Monday, June 22, 2015

W.D. Howells on "The War Feeling"

The following is an excerpt from a work-in-progress called A Brief History of American Literature, in which I read through The Norton Anthology of American Literature, and report on what I learn.

 
W.D. Howells (1837-1920)

W.D. Howells was editor of The Atlantic Monthly from 1871-1881, and was one of the preeminent literary critics of his day.  He was also a prolific novelist, publishing several works like The Rise of Silas Lapham, A Traveler from Altruria, and The Shadow of a Dream.  Howells was a champion of literary realism, as opposed to the more romantic works of novelists like Sir Walter Scott.  He sought to investigate and criticize prominent social values of his day.  In his short story "Editha" (1905), he "explores the double moral failure of a society and of an individual who has been corrupted by its worst values."

The story is set at the outbreak of the Spanish-American War (1898)--a war which I had to look up to remember what it was all about.  Basically, it had to do with American imperialism vs. Spanish imperialism, and resulted in the United States' acquisition of The Philippines, Cuba, Puerto Rico, and Guam.  In hindsight, it was not such a glorious war, but rather a war of conquest.  In "Editha," Howells examines the popular mindset at the time which lead young men to sacrifice their lives for a cause that turned out to be, morally, pretty murky.

The story begins, "The air was thick with the war feeling, like the electricity of a storm which has not yet burst." Having lived through (at least) three American wars (Iraq part 1, Iraq part 2, Afghanistan, and the nebulous "Global War on Terror"), I am well aware of a certain popular mindset, fostered by the media, which allows people to "get on board" with something as terrible and complex as war: black and white thinking, super-patriotism, equating war with religion, and oversimplification of complex issues.

The story follows a romance between a couple named Editha and George, whose courtship "was contemporaneous with the growth of the war feeling."  They are caught up with the jingoistic/simplistic ideas that equate war with romance, an idea fostered by the media, politicians, and even popular literature.  As a true realist, Howells clearly abhorred such a gross idealization.  Here are a few quotes from "Editha" which illustrate the simplistic reasoning of "the war feeling":

"She was conscious of parroting the current phrases of the newspapers, but it was no time to pick and choose her words."

"There are no two sides any more.  There is nothing now but our country."

"I call it a sacred war."

"God meant it to be war."

"If we cannot be one in everything we better be one in nothing."

"There is no honor above America with me."

Each of these phrases contains logical fallacies, but critical thinking is not a part of "the war feeling."  Though George has misgivings, he ultimately enlists and goes to fight the "enemy."  He is killed in one of the first battles.  Near the end of the story, Editha goes to visit George's grieving mother, who gives a scathing indictment of "the war feeling" and its tragic consequences:

"No, you didn't expect him to get killed.  You just expected him to kill some one else, some of those foreigners, that weren't there because they had any say about it, but because they had to be there, poor wretches--conscripts, or whatever they call 'em.  You thought it would be all right for my George, your George, to kill the sons of those miserable mothers and the husbands of those girls that you would never see the faces of.  I thank my God he didn't live to do it!  I thank my God they killed him first, and that he ain't livin' with their blood on his hands!"

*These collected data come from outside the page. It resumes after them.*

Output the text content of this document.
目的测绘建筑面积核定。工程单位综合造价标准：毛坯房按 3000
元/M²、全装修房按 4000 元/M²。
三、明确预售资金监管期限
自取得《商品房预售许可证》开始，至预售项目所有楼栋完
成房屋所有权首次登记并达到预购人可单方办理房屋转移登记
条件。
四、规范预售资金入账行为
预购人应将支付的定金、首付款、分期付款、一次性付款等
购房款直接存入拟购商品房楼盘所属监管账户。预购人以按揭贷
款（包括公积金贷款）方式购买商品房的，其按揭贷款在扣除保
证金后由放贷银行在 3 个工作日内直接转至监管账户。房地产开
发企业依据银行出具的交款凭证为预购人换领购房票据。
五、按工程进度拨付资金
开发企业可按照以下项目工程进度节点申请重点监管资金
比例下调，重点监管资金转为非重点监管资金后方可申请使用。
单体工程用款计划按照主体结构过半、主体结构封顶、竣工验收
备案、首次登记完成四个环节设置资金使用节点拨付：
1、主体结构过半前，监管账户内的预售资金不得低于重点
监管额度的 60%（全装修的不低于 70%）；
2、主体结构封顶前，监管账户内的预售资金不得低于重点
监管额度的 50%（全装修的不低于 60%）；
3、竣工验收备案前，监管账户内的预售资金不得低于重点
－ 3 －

After a brief period of questioning her ideas, Editha sits for a portrait artist, who sketches her in a very lovely and idealized way, dressed in her mourning clothes, and the two get talking about "the good this war has done," and this allows Editha to rise out of her reality, and "to live again in the ideal."  It's a powerful visual depiction of how tragedy and moral complexity can get subsumed by simplistic idealism.

W.D. Howells was often criticized by later modern writers for being too "19th century" and too "Victorian."  But this, too, is an oversimplification.  His stories like "Editha" show him wrestling intelligently with themes that are as relevant today as they were over a century ago.  A story like "Editha" pushes us to question "the war feeling" whenever and wherever it emerges, because it is the enemy of important critical thinking, and usually has tragic consequences.

U.S. Military propaganda from the Spanish-American War.